Raising decent cash in Africa as a proptech firm, is a complex and difficult undertaking. According to a report from the Africa Proptech Forum in 2020, proptech is out of mandate for regional and local big money.
This is because the local/regional market size is relatively small, making it hard to justify proptech funding value asks.
Also, there are no well-known local success stories available as reference points for potential investors, and because of demand and supply issues- which has led to unfavourable terms for proptech companies
It is estimated that there are 130+ proptech firms in Africa, 85% of which are based in Nigeria and South Africa. Up to 80% of these firms are B2B or B2C focused with only about 20% focused on both.
The forum also revealed that 50% of Africa’s proptech firms are focused on Big Data and Data Analytic technologies with only 19% of the firms focused on property management
South Africa’s HomeME is the most funded proptech firm in Africa with over $13,6million raised to date.
Key Covid-19 related technologies being implemented across existing buildings and new developments on the continent include thermal cameras, contactless access points with Bluetooth/mobile integration, automated control systems for air filtration as well as office occupancy tracking hardware and software.
“We are entering a hybrid future where tech automates processes and people focus on the relationships to get jobs done resulting in a reduction in costs across the value chain,” reads the report from last year’s Africa Proptech Forum
“The need for an end to end solution throughout the sale and rental process will drive the consolidation of all current market places and platforms,” it adds.
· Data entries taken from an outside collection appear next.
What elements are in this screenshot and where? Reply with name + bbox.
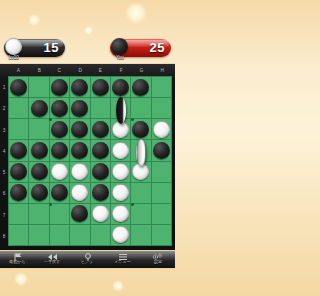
cell-A5[interactable] bbox=[9, 162, 28, 182]
cell-G2[interactable] bbox=[131, 98, 150, 118]
cell-A2[interactable] bbox=[9, 98, 28, 118]
cell-F5[interactable] bbox=[111, 162, 130, 182]
black-disc bbox=[51, 121, 68, 138]
cell-B5[interactable] bbox=[29, 162, 48, 182]
board-guide-dot bbox=[49, 203, 52, 206]
menu-label: メニュー bbox=[114, 260, 131, 264]
row-label-1: 1 bbox=[1, 78, 7, 95]
cell-H4[interactable] bbox=[152, 140, 171, 160]
cell-G3[interactable] bbox=[131, 119, 150, 139]
white-disc bbox=[112, 226, 129, 243]
white-disc bbox=[71, 184, 88, 201]
cell-A7[interactable] bbox=[9, 204, 28, 224]
cell-H3[interactable] bbox=[152, 119, 171, 139]
cell-G8[interactable] bbox=[131, 225, 150, 245]
black-disc bbox=[92, 121, 109, 138]
cell-F8[interactable] bbox=[111, 225, 130, 245]
cell-A4[interactable] bbox=[9, 140, 28, 160]
settings-label: 設定 bbox=[153, 260, 161, 264]
column-label-C: C bbox=[51, 66, 67, 75]
black-disc bbox=[51, 142, 68, 159]
black-disc bbox=[92, 142, 109, 159]
hint-button[interactable]: ヒント bbox=[70, 251, 105, 268]
cell-E8[interactable] bbox=[91, 225, 110, 245]
white-disc bbox=[112, 163, 129, 180]
white-disc bbox=[112, 205, 129, 222]
cell-G6[interactable] bbox=[131, 183, 150, 203]
row-label-8: 8 bbox=[1, 227, 7, 244]
cell-A6[interactable] bbox=[9, 183, 28, 203]
cell-B3[interactable] bbox=[29, 119, 48, 139]
row-label-7: 7 bbox=[1, 206, 7, 223]
cell-B6[interactable] bbox=[29, 183, 48, 203]
row-label-5: 5 bbox=[1, 163, 7, 180]
cell-C5[interactable] bbox=[50, 162, 69, 182]
cell-E1[interactable] bbox=[91, 77, 110, 97]
white-disc-icon bbox=[5, 38, 22, 55]
cell-B7[interactable] bbox=[29, 204, 48, 224]
black-disc bbox=[71, 142, 88, 159]
black-disc bbox=[51, 79, 68, 96]
black-disc bbox=[31, 184, 48, 201]
black-disc bbox=[31, 163, 48, 180]
black-disc bbox=[10, 163, 27, 180]
cell-F6[interactable] bbox=[111, 183, 130, 203]
column-label-E: E bbox=[92, 66, 108, 75]
cell-C4[interactable] bbox=[50, 140, 69, 160]
row-label-3: 3 bbox=[1, 121, 7, 138]
player-name-right: You bbox=[113, 56, 128, 61]
black-disc bbox=[10, 79, 27, 96]
black-disc bbox=[31, 100, 48, 117]
black-disc bbox=[92, 184, 109, 201]
sparkle-decoration bbox=[112, 280, 124, 292]
sparkle-decoration bbox=[125, 2, 147, 24]
column-label-G: G bbox=[133, 66, 149, 75]
cell-E4[interactable] bbox=[91, 140, 110, 160]
cell-E5[interactable] bbox=[91, 162, 110, 182]
column-labels: ABCDEFGH bbox=[8, 65, 172, 76]
cell-B2[interactable] bbox=[29, 98, 48, 118]
black-score: 25 bbox=[150, 40, 165, 55]
cell-H7[interactable] bbox=[152, 204, 171, 224]
cell-E6[interactable] bbox=[91, 183, 110, 203]
cell-A3[interactable] bbox=[9, 119, 28, 139]
cell-F2[interactable] bbox=[111, 98, 130, 118]
black-disc bbox=[132, 121, 149, 138]
cell-H5[interactable] bbox=[152, 162, 171, 182]
board-grid bbox=[8, 76, 172, 246]
restart-button[interactable]: 最初から bbox=[0, 251, 35, 268]
column-label-F: F bbox=[113, 66, 129, 75]
restart-label: 最初から bbox=[9, 260, 26, 264]
board-guide-dot bbox=[49, 118, 52, 121]
cell-D2[interactable] bbox=[70, 98, 89, 118]
cell-D7[interactable] bbox=[70, 204, 89, 224]
cell-C7[interactable] bbox=[50, 204, 69, 224]
black-disc bbox=[10, 142, 27, 159]
sparkle-decoration bbox=[28, 14, 40, 26]
score-pill-black-player: You 25 bbox=[110, 39, 171, 57]
black-disc bbox=[10, 184, 27, 201]
cell-D5[interactable] bbox=[70, 162, 89, 182]
cell-C1[interactable] bbox=[50, 77, 69, 97]
menu-button[interactable]: メニュー bbox=[105, 251, 140, 268]
cell-B1[interactable] bbox=[29, 77, 48, 97]
cell-F4[interactable] bbox=[111, 140, 130, 160]
board-guide-dot bbox=[131, 203, 134, 206]
cell-C8[interactable] bbox=[50, 225, 69, 245]
settings-button[interactable]: 設定 bbox=[140, 251, 175, 268]
white-disc bbox=[51, 163, 68, 180]
black-disc bbox=[71, 100, 88, 117]
white-disc bbox=[92, 205, 109, 222]
cell-C3[interactable] bbox=[50, 119, 69, 139]
cell-C2[interactable] bbox=[50, 98, 69, 118]
row-label-2: 2 bbox=[1, 99, 7, 116]
sparkle-decoration bbox=[84, 26, 93, 35]
cell-H1[interactable] bbox=[152, 77, 171, 97]
black-disc bbox=[132, 79, 149, 96]
black-disc-icon bbox=[111, 38, 128, 55]
othello-board: ABCDEFGH 12345678 bbox=[0, 63, 175, 251]
cell-G4[interactable] bbox=[131, 140, 150, 160]
cell-H6[interactable] bbox=[152, 183, 171, 203]
cell-H8[interactable] bbox=[152, 225, 171, 245]
bottom-toolbar: 最初から 一手戻す ヒント メニュー 設定 bbox=[0, 251, 175, 268]
undo-label: 一手戻す bbox=[44, 260, 60, 264]
cell-D1[interactable] bbox=[70, 77, 89, 97]
white-score: 15 bbox=[44, 40, 59, 55]
black-disc bbox=[31, 142, 48, 159]
cell-E3[interactable] bbox=[91, 119, 110, 139]
white-disc bbox=[112, 142, 129, 159]
column-label-B: B bbox=[31, 66, 47, 75]
cell-E2[interactable] bbox=[91, 98, 110, 118]
black-disc bbox=[71, 79, 88, 96]
board-guide-dot bbox=[131, 118, 134, 121]
score-pill-white-player: Lv10 15 bbox=[4, 39, 65, 57]
black-disc bbox=[51, 100, 68, 117]
cell-G7[interactable] bbox=[131, 204, 150, 224]
black-disc bbox=[112, 79, 129, 96]
cell-B4[interactable] bbox=[29, 140, 48, 160]
black-disc bbox=[92, 163, 109, 180]
hint-label: ヒント bbox=[81, 260, 94, 264]
black-disc bbox=[51, 184, 68, 201]
cell-G1[interactable] bbox=[131, 77, 150, 97]
row-label-4: 4 bbox=[1, 142, 7, 159]
cell-F1[interactable] bbox=[111, 77, 130, 97]
column-label-H: H bbox=[154, 66, 170, 75]
flipping-disc-black-face bbox=[116, 97, 126, 124]
cell-H2[interactable] bbox=[152, 98, 171, 118]
column-label-A: A bbox=[10, 66, 26, 75]
cell-D6[interactable] bbox=[70, 183, 89, 203]
white-disc bbox=[112, 184, 129, 201]
white-disc bbox=[153, 121, 170, 138]
black-disc bbox=[92, 79, 109, 96]
cell-F7[interactable] bbox=[111, 204, 130, 224]
black-disc bbox=[153, 142, 170, 159]
cell-D4[interactable] bbox=[70, 140, 89, 160]
undo-move-button[interactable]: 一手戻す bbox=[35, 251, 70, 268]
row-label-6: 6 bbox=[1, 184, 7, 201]
cell-A1[interactable] bbox=[9, 77, 28, 97]
sparkle-decoration bbox=[14, 272, 28, 286]
cell-B8[interactable] bbox=[29, 225, 48, 245]
cell-D8[interactable] bbox=[70, 225, 89, 245]
cell-D3[interactable] bbox=[70, 119, 89, 139]
cell-C6[interactable] bbox=[50, 183, 69, 203]
white-disc bbox=[71, 163, 88, 180]
cell-A8[interactable] bbox=[9, 225, 28, 245]
cell-E7[interactable] bbox=[91, 204, 110, 224]
black-disc bbox=[71, 205, 88, 222]
black-disc bbox=[71, 121, 88, 138]
column-label-D: D bbox=[72, 66, 88, 75]
player-name-left: Lv10 bbox=[7, 56, 22, 61]
row-labels: 12345678 bbox=[0, 76, 8, 246]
The report affirms that agents/agencies will not disappear, however, they will need to adapt and work with the new platforms and embrace technology in order to remain relevant.
“The need for the human service in real estate still exists,” it says.
Africa and other emerging market bottlenecks for proptech firms include the costs and complexity, lack of access to quality data, high level of incompetence and red tape at the public sector level, low internet connectivity and penetration levels.